Prisoner’s Dilemma

The Prisoner’s Dilemma, from game theory, originally stated as:

Two members of a criminal gang are arrested and imprisoned. Each prisoner is in solitary confinement with no means of communicating with the other. The prosecutors lack sufficient evidence to convict the pair on the principal charge, but they have enough to convict both on a lesser charge. Simultaneously, the prosecutors offer each prisoner a bargain. Each prisoner is given the opportunity either to: betray the other by testifying that the other committed the crime, or to cooperate with the other by remaining silent. The offer is:

If they betray each other, both will serve 2 years in prison.
If they remain silent, both will serve 1 year in prison (on the lesser charge).
If one betrays and the other remains silent, the betrayer will be set free and the silent one will serve 3 years in prison.

In the iterated version of this game, a prisoner has the opportunity to retaliate against a previous betrayal. A variant of the iterated Prisoner’s Dilemma is the Peace War Game, where players can compete (war) or cooperate (peace). From both of these iterated games altruistic strategies emerge where the best possible outcome is to maximize cooperation (peace) amongst players.

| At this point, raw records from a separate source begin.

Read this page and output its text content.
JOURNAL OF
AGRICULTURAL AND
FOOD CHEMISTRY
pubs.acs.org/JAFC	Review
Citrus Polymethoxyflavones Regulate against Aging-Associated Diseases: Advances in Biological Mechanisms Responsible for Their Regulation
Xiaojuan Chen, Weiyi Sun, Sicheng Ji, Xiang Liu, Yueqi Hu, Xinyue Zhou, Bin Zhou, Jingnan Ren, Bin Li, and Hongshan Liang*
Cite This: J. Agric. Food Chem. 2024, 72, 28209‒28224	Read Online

In game theoretic terms, a successful strategy must be Nice (not defect before the other player does), Retaliating, Forgiving, and Non-envious. The most successful and simple strategy to these iterated games is known as Tit for Tat, and is similar to reciprocal altruism from evolutionary biology. In these strategies the player is “Nice” and will start with cooperation and will defect (war) only in retaliation. The primary difference between these two strategies is that Tit for Tat is forgiving (it repeats the opponents strategy from the previous round).

In real-life scenarios, Tit for Tat as a strategy has the advantage of being transparent and predictable. In practice Tit for Tat allows for cooperation with blind altruists (with identical altruistic behavior), while not being taken advantage of by bad actors, and while being forgiving the moment a bad actor switches to a cooperative (peace) strategy.

In order to avoid a death spiral, a Tit for Tat strategy can be modified to occasionally “forgive” even after previous betrayals. In this case one responds to altruism with predictable cooperation, but responds to betrayal with unpredictable retaliation.